Lega, riforma è svendita, a rischio 20mila posti – “La riforma delle banche popolari è incostituzionale, discriminatoria, superficiale e crea danni incalcolabili: il governo svende per decreto oltre 150 anni di storia economica del paese e sottrae ai territori la ricchezza che hanno generato, gettando in pasto ai grandi interessi speculativi istituti solidi, che hanno garantito il credito in tempi di crisi”. Così il deputato Filippo Busin, che ha annunciato in Aula alla Camera il voto contrario del Carroccio al decreto banche, lanciando l’allarme: “Sono almeno 20mila i posti di lavoro a rischio, come stimato da Assopopolari”. “Questa pseudoriforma – ha aggiunto – è un favore ai grandi gruppi speculativi che consegnerà nelle mani di pochi, probabilmente stranieri, le ricchezze e i risparmi delle popolazioni operose e risparmiatrici che vivono nelle ricche terre padane, l’ennesima svendita di un patrimonio non solo economico ma soprattutto culturale”.

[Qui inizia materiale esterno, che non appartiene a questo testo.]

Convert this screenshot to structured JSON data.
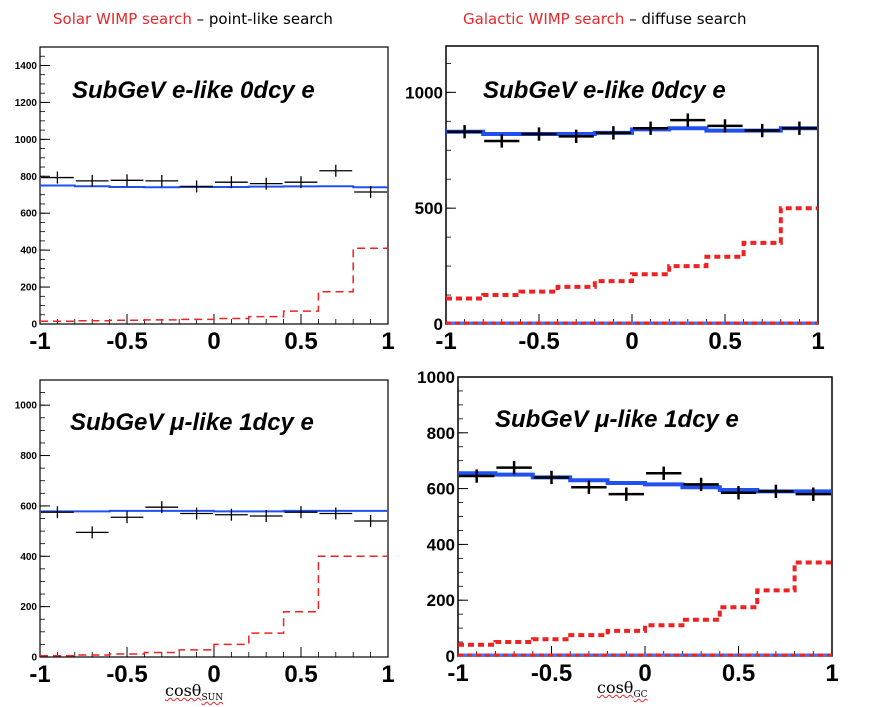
{
  "headings": {
    "left": {
      "colored": "Solar WIMP search",
      "rest": " – point-like search"
    },
    "right": {
      "colored": "Galactic WIMP search",
      "rest": " – diffuse search"
    }
  },
  "xlabels": {
    "left": {
      "main": "cosθ",
      "sub": "SUN"
    },
    "right": {
      "main": "cosθ",
      "sub": "GC"
    }
  },
  "colors": {
    "data": "#000000",
    "mc": "#2050f0",
    "signal": "#ee2222",
    "signal_base": "#4070ff"
  },
  "chart_data": [
    {
      "type": "histogram",
      "title": "SubGeV e-like 0dcy e",
      "xlim": [
        -1,
        1
      ],
      "ylim": [
        0,
        1500
      ],
      "xticks": [
        "-1",
        "-0.5",
        "0",
        "0.5",
        "1"
      ],
      "xtick_values": [
        -1,
        -0.5,
        0,
        0.5,
        1
      ],
      "yticks": [
        "0",
        "200",
        "400",
        "600",
        "800",
        "1000",
        "1200",
        "1400"
      ],
      "ytick_values": [
        0,
        200,
        400,
        600,
        800,
        1000,
        1200,
        1400
      ],
      "bins": [
        -1,
        -0.8,
        -0.6,
        -0.4,
        -0.2,
        0,
        0.2,
        0.4,
        0.6,
        0.8,
        1
      ],
      "data": [
        793,
        775,
        778,
        775,
        745,
        768,
        760,
        768,
        830,
        715
      ],
      "mc": [
        750,
        746,
        742,
        740,
        742,
        742,
        744,
        745,
        746,
        740
      ],
      "signal": [
        15,
        18,
        20,
        22,
        25,
        30,
        40,
        70,
        175,
        410
      ]
    },
    {
      "type": "histogram",
      "title": "SubGeV e-like 0dcy e",
      "xlim": [
        -1,
        1
      ],
      "ylim": [
        0,
        1200
      ],
      "xticks": [
        "-1",
        "-0.5",
        "0",
        "0.5",
        "1"
      ],
      "xtick_values": [
        -1,
        -0.5,
        0,
        0.5,
        1
      ],
      "yticks": [
        "0",
        "500",
        "1000"
      ],
      "ytick_values": [
        0,
        500,
        1000
      ],
      "bins": [
        -1,
        -0.8,
        -0.6,
        -0.4,
        -0.2,
        0,
        0.2,
        0.4,
        0.6,
        0.8,
        1
      ],
      "data": [
        830,
        790,
        820,
        810,
        825,
        845,
        880,
        855,
        835,
        845
      ],
      "mc": [
        830,
        820,
        820,
        820,
        825,
        840,
        845,
        835,
        835,
        845
      ],
      "signal": [
        110,
        125,
        140,
        160,
        185,
        215,
        250,
        290,
        350,
        500
      ]
    },
    {
      "type": "histogram",
      "title": "SubGeV μ-like 1dcy e",
      "xlim": [
        -1,
        1
      ],
      "ylim": [
        0,
        1100
      ],
      "xticks": [
        "-1",
        "-0.5",
        "0",
        "0.5",
        "1"
      ],
      "xtick_values": [
        -1,
        -0.5,
        0,
        0.5,
        1
      ],
      "yticks": [
        "0",
        "200",
        "400",
        "600",
        "800",
        "1000"
      ],
      "ytick_values": [
        0,
        200,
        400,
        600,
        800,
        1000
      ],
      "bins": [
        -1,
        -0.8,
        -0.6,
        -0.4,
        -0.2,
        0,
        0.2,
        0.4,
        0.6,
        0.8,
        1
      ],
      "data": [
        575,
        495,
        555,
        595,
        570,
        565,
        560,
        575,
        570,
        540
      ],
      "mc": [
        578,
        578,
        580,
        580,
        580,
        578,
        578,
        580,
        580,
        580
      ],
      "signal": [
        5,
        8,
        12,
        18,
        28,
        50,
        95,
        180,
        400,
        400
      ]
    },
    {
      "type": "histogram",
      "title": "SubGeV μ-like 1dcy e",
      "xlim": [
        -1,
        1
      ],
      "ylim": [
        0,
        1000
      ],
      "xticks": [
        "-1",
        "-0.5",
        "0",
        "0.5",
        "1"
      ],
      "xtick_values": [
        -1,
        -0.5,
        0,
        0.5,
        1
      ],
      "yticks": [
        "0",
        "200",
        "400",
        "600",
        "800",
        "1000"
      ],
      "ytick_values": [
        0,
        200,
        400,
        600,
        800,
        1000
      ],
      "bins": [
        -1,
        -0.8,
        -0.6,
        -0.4,
        -0.2,
        0,
        0.2,
        0.4,
        0.6,
        0.8,
        1
      ],
      "data": [
        645,
        675,
        640,
        605,
        580,
        655,
        615,
        585,
        590,
        580
      ],
      "mc": [
        655,
        650,
        640,
        630,
        620,
        615,
        605,
        595,
        590,
        590
      ],
      "signal": [
        40,
        50,
        60,
        75,
        90,
        110,
        130,
        175,
        235,
        335
      ]
    }
  ]
}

Sel, riforma un errore, danno a soci e credito – “Con il voto di oggi sul decreto banche popolari la maggioranza mette il sigillo a una storia fatta di inchieste aperte per insider trading da due Procure e dalla Consob, di sospetta incostituzionalità, di un futuro prossimo fatto di almeno 20.000 esuberi e di uno più lontano di cessione a gruppi Esteri di 10 fra le prime banche italiane”. Lo afferma Giovanni Paglia, capogruppo Sel in commissione Finanze, intervenendo in Aula in dichiarazione di voto sul decreto banche e investimenti. “Si tratta – prosegue – di un grande danno alle decine di migliaia di soci espropriati dei loro diritti e al sistema delle PMI, continua il deputato di Sel, che subiranno gli effetti della minore offerta di credito, a fronte di un utilizzo più aggressivo della raccolta, proprio delle Spa. Per questo abbiamo parlato di ‘effetto serra’, per indicare un modello bancario fondato sulla finanza e sui guadagni immediati, anziché sul radicamento territoriale e sul l’assistenza al sistema industriale. Il Governo, forse anche spinto da consulenti non neutrali, ha deciso di andare nella direzione che ha causato la crisi globale, noi restiamo convinti di quella opposta”.